Stalin's return was another important trait: during the Thaw, in the aftermath of the XX Party Congress and De-Stalinization, Eastern Bloc films rarely depicted Stalin, if at all. Scenes featuring him were edited out from many older pictures. Liberation presented Stalin as the Supreme Commander, his first major appearance on screen since the Secret Speech – a token to the Brezhnev Era softer view of him, Still, his character did not occupy a central role as it had done in the films produced during his reign. Ozerov later claimed that he never included the controversial figure in the script, and had to shoot the Stalin scenes secretly, at night. He told interviewer Victor Matizen that the "State Secretary for Cinematography almost had a seizure when he found out."

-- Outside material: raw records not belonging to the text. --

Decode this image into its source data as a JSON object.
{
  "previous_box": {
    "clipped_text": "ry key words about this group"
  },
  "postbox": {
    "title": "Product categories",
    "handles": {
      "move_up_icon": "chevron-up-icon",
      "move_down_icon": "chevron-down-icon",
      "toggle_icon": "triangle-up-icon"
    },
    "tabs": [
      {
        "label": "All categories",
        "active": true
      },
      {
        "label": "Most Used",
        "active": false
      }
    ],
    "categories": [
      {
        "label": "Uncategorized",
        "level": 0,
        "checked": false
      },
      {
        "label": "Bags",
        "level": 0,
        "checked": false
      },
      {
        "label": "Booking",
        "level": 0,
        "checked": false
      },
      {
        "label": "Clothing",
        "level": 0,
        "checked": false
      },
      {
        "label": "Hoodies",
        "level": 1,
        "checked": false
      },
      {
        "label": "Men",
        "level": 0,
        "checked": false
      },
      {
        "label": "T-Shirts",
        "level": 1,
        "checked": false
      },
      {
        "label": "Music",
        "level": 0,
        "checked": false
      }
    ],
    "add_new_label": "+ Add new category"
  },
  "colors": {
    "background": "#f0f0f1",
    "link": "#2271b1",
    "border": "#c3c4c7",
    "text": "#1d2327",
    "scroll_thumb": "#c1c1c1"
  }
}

Ralf Schenk noted that one detail, which explained its popularity with the East German audience, was the portrayal of the German enemy, which was seen as capable and, to a certain degree, honorable; in earlier Soviet films this was largely not the case. And chiefly, the 20 July Plot conspirators were presented as heroes, providing positive Germans to identify with beside the communist resistance; in East Germany they were always depicted as aristocratic opportunists who turned on Hitler only when their own status was in peril.

Denise J. Youngblood stated that the films – depicting the protagonists as human and imperfect – were still influenced by the Khrushchev Thaw's artistic freedom, writing that: "It is, however, important to stress that Ozerov was far from a 'tool' of war cult propaganda... Liberation is a much better film than critics allowed". German author Christoph Dieckmann wrote that "Despite of all the propaganda, Liberation is an anti-war film, a memento mori to the uncountable lives sacrificed for victory."

===Historical accuracy===
The sociologist Lev Gudkov saw the series as a succinct representation of the Soviet official view on the war's history: "The dominant understanding of the war is shown in the film epic Liberation... All other versions only elaborated on this theme." He characterized this view as one that allowed "a number of unpleasant facts" to be "repressed from mass consciousness".

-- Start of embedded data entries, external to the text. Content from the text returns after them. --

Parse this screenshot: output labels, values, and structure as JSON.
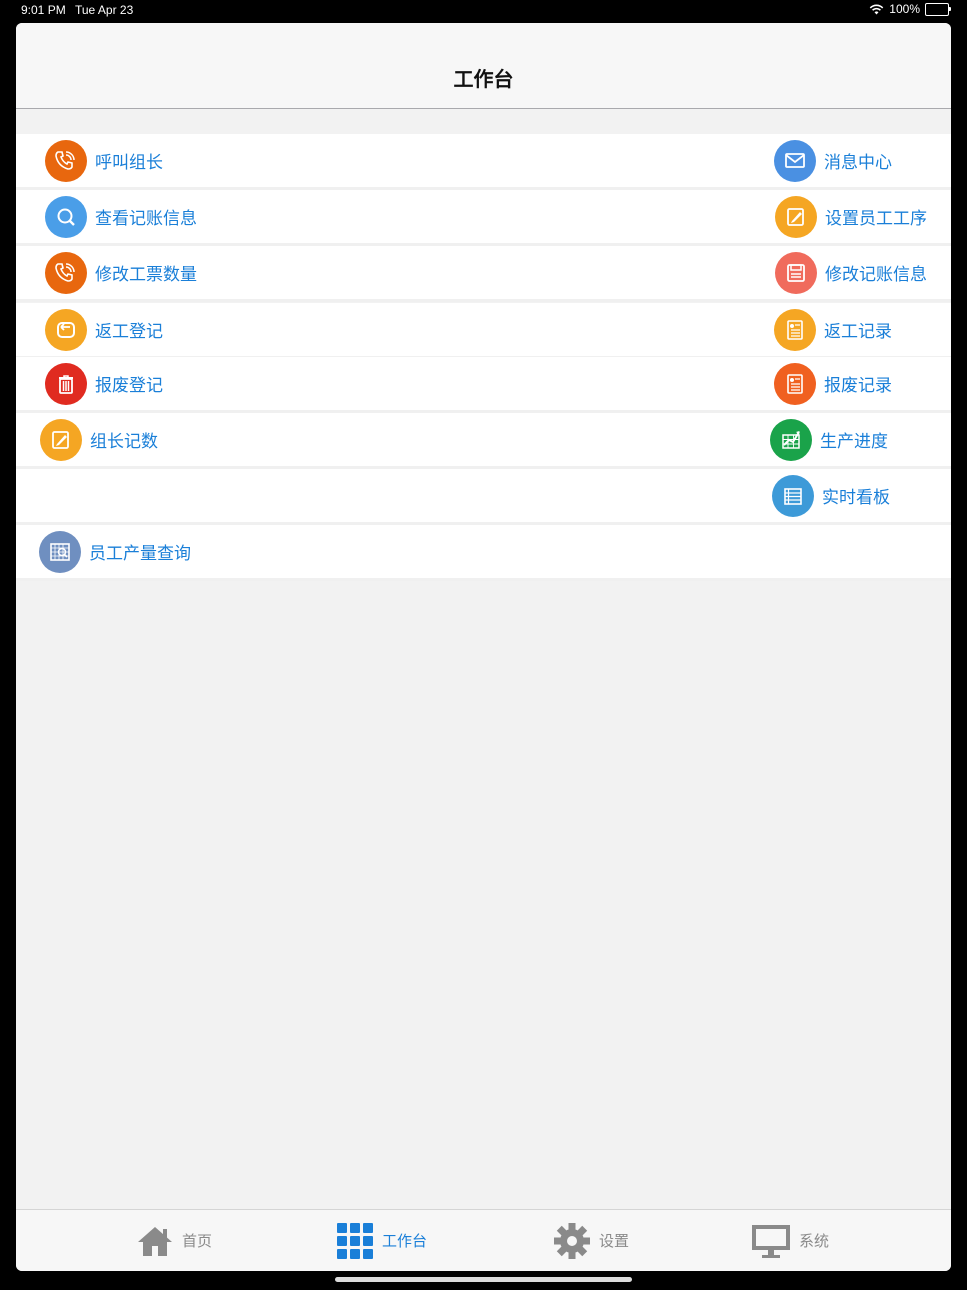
{
  "status_bar": {
    "time": "9:01 PM",
    "date": "Tue Apr 23",
    "battery": "100%"
  },
  "nav": {
    "title": "工作台"
  },
  "rows": [
    {
      "left": {
        "label": "呼叫组长",
        "icon": "phone-icon",
        "color": "#e8670e"
      },
      "right": {
        "label": "消息中心",
        "icon": "mail-icon",
        "color": "#4a90e2"
      }
    },
    {
      "left": {
        "label": "查看记账信息",
        "icon": "search-icon",
        "color": "#4a9ee8"
      },
      "right": {
        "label": "设置员工工序",
        "icon": "edit-icon",
        "color": "#f5a623"
      }
    },
    {
      "left": {
        "label": "修改工票数量",
        "icon": "phone-icon",
        "color": "#e8670e"
      },
      "right": {
        "label": "修改记账信息",
        "icon": "save-icon",
        "color": "#f06b5c"
      }
    },
    {
      "left": {
        "label": "返工登记",
        "icon": "return-icon",
        "color": "#f5a623"
      },
      "right": {
        "label": "返工记录",
        "icon": "document-icon",
        "color": "#f5a623"
      }
    },
    {
      "left": {
        "label": "报废登记",
        "icon": "trash-icon",
        "color": "#e02b20"
      },
      "right": {
        "label": "报废记录",
        "icon": "document-icon",
        "color": "#f06020"
      }
    },
    {
      "left": {
        "label": "组长记数",
        "icon": "edit-icon",
        "color": "#f5a623"
      },
      "right": {
        "label": "生产进度",
        "icon": "chart-icon",
        "color": "#1aa34a"
      }
    },
    {
      "left": null,
      "right": {
        "label": "实时看板",
        "icon": "list-icon",
        "color": "#3d9ad8"
      }
    },
    {
      "left": {
        "label": "员工产量查询",
        "icon": "report-icon",
        "color": "#6f8fc0"
      },
      "right": null
    }
  ],
  "tabs": [
    {
      "label": "首页",
      "icon": "home-icon",
      "active": false
    },
    {
      "label": "工作台",
      "icon": "grid-icon",
      "active": true
    },
    {
      "label": "设置",
      "icon": "gear-icon",
      "active": false
    },
    {
      "label": "系统",
      "icon": "monitor-icon",
      "active": false
    }
  ]
}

Lars Karl claimed that the Red Army liberated Europe, "and therefore, the USSR had a right to have a say in its matters." He noted that Roosevelt and Churchill are depicted as "paper tigers" who are keen to reach a settlement with Hitler; in the Battle of Berlin, Stalin informs both that he knows of the covert Dulles-Wolff dealings when they assemble in the Yalta Conference, a month before the actual negotiations took place; in reality, the Soviets were notified about them beforehand. Karl added that no mention of the Stalin-Hitler Pact is made. Polish author Łukasz Jasina commented that the Bug River is spoken of as the Polish border already during 1944 – although the USSR annexed the eastern territories of Poland only after the war. Russian historian Boris Sokolov wrote that the film's depiction of Battle of Kursk was "completely false" and the German casualties were exaggerated. Liberation presents the civilian population in Berlin welcoming the Red Army; German author Jörg von Mettke wrote the scene in which the German women flirt with the soldiers "might have happened, but it was mostly otherwise."

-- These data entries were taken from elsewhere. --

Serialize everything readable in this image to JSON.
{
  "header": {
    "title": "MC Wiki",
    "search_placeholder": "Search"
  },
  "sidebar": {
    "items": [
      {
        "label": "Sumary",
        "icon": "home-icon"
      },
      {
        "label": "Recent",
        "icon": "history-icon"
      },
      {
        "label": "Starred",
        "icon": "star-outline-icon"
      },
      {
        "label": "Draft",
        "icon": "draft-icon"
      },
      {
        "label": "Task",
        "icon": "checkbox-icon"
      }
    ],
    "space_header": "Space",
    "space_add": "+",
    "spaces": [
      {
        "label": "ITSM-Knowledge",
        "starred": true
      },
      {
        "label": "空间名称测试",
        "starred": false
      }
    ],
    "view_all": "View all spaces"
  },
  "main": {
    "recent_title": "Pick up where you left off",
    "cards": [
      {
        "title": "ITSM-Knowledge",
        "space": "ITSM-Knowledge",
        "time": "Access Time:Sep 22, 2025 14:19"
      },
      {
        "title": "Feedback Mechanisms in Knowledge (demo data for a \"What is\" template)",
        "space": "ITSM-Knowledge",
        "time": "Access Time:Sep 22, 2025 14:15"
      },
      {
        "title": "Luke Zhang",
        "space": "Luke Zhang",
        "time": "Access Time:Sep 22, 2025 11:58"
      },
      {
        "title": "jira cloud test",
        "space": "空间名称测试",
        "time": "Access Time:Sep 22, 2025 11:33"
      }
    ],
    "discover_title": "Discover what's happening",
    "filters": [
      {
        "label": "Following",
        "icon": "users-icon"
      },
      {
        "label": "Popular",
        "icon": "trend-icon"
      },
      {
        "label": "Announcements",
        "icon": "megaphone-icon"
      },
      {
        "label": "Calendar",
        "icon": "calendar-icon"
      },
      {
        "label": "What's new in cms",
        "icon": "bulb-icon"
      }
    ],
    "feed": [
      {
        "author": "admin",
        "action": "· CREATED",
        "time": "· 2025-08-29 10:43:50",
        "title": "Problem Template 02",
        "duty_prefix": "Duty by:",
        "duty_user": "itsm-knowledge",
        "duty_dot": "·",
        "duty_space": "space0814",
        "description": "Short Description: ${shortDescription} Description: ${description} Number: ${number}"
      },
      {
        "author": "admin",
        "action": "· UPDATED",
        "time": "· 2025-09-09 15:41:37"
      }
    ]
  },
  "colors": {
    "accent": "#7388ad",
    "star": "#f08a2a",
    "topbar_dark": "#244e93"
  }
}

Grigory Filaev called the films an "encyclopedia of myths", and claimed that they spread the falsehood according to which Stalin ordered Kiev to be captured before the eve of the 26th Anniversary of the October Revolution. Yakov Dzhugashvili's daughter, Galina, claimed that the phrase "I will not trade a Field Marshal for a soldier", that is strongly associated with Yakov's story, was never uttered by her grandfather and is "just a quote from Liberation". Yakov Dzhugashvili's appearance in The Fire Bulge was anachronistic: he is depicted meeting General Vlasov on 5 July 1943. He died on 14 April 1943.